NEW YORK (GenomeWeb) – Researchers at Ohio State University recently published a paper that describes how they used a version of the MAKER pipeline to identify genetic markers in Penstemon, a genus of flowering plants from the Plantaginaceae family, from low-coverage whole genome shotgun sequencing data.
These markers could help researchers reconstruct the evolutionary relationship between various species within the genus, accoridng to the study's authors.
The researchers published the details of their methodology in a recent issue of Applications in Plant Sciences, a journal published by the not-for-profit organization BioOne. MAKER is developed by researchers in the laboratory of Mark Yandell, a professor of human genetics and an adjunct professor of biomedical informatics at the University of Utah. Its developers describe it as "a portable and easily configurable genome annotation pipeline" for annotating small eukaryotes and prokaryotes. The software, which comprises multiple analysis tools, "identifies repeats, aligns ESTs and proteins to a genome, produces abinitio gene predictions, and automatically synthesizes these data into gene annotations having evidence-based quality values," according to its creators.
The OSU researchers used MAKER2, an updated version of the initial pipeline. They selected this particular pipeline because it offered a "practical framework for identifying contigs containing gene regions, even when the majority of the sequences are short (~400–500 bp) and genomic resources are only available from distant relatives of the target organism," they wrote. It also supports "direct characterization of genomic features, such as exon boundaries, which can be used to design primers for future PCR-based sequencing efforts."

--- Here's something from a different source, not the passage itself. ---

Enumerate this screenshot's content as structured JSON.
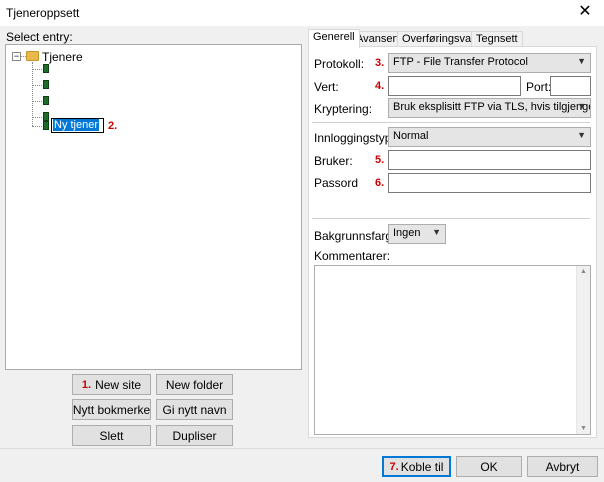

Specifically, according to the paper, the researchers used MAKER2 to identify genetic markers useful for phylogenetic studies from six extremely low-coverage Penstemon genomes generated by 454 sequencing. Although this particular genus has been the subject of multiple studies, determining the phylogenetic relationships among its 280 species has been difficult because of its recent rapid evolutionary radiation, the researchers wrote. Some studies have successfully highlighted aspects of the genus' phylogeny but "relationships for taxa within and among subgenera, sections, and subsections were not always consistent with current taxonomy, and relationships within clades having strong support were largely unresolved," according to the paper.
Essentially, "[we were] trying to tease apart drivers of this radiation in a phylogenetic context," Paul Blishchak, a doctoral student Ohio State's department of evolution, ecology, and organismal biology, and the lead author of the study, explained to GenomeWeb. To do that, "we needed molecular markers and sequencing loci to be able to infer a phylogeny."
Large multi-locus datasets can help researchers suss out these sorts of intra-genus relationships, and high-throughput sequencing techniques like low-coverage WGS, or genome skimming, can be used to generate the requisite marker sets. However, discovering low-copy nuclei is more difficult with this sequencing approach since it may produce only small fragments, the researchers wrote, and sifting through these is challenging.
A potential solution is to leverage pipelines that combine functionalities from different programs like MAKER2, which includes tools for repeat masking, ab initio gene prediction, protein alignment, and more, according to the researchers. Moreover, the pipeline can "act as a wrapper program for the training of gene prediction algorithms, such as SNAP or Augustus," the paper states.
For the study, the researchers collected over 40,000 contigs from the six Penstemon species and trained a gene prediction algorithm — called SNAP — in MAKER2 to make predictions specifically for the genus. In total, they fully annotated nearly 1,900 genes, and predicted over 8,400 genes. They were also able to design primers for chloroplast, mitochondrial, and nuclear loci. The amount of useful data that the research were able to identify from relatively sparse datasets was one of the exciting finds for the researchers, according to Blischak. He and his colleagues note in their paper that an alternative to using low coverage data might simply be to sequence the genomes at a higher coverage. However in cases where financial constraints are a concern, "it's nice to know that you can still get useful information from [low-coverage data]," he said.
The researchers also compared the MAKER2 pipeline's performance to standard approaches such as Blast, which rely on sequence similarity. They looked at how much potentially useful data resulted from using each approach and also annotation/alignment length. They reported that on average MAKER2 identified longer gene regions and returned fewer sequences than Blast searches. They also reported an average amount of 7.14 percent sequence variation among the six species of Penstemon studied.
The researchers plan to use the markers identified in this study for additional phylogeny studies in Penstemon, Blischak said.
Moreover, "we now have a gene prediction model that has been designed specifically for Penstemon," they wrote. "Such a model will be useful for any future WGS or other NGS projects involving the genus, and has the capability of being continually updated as we gather more data from transcriptome sequencing and higher-coverage WGS efforts."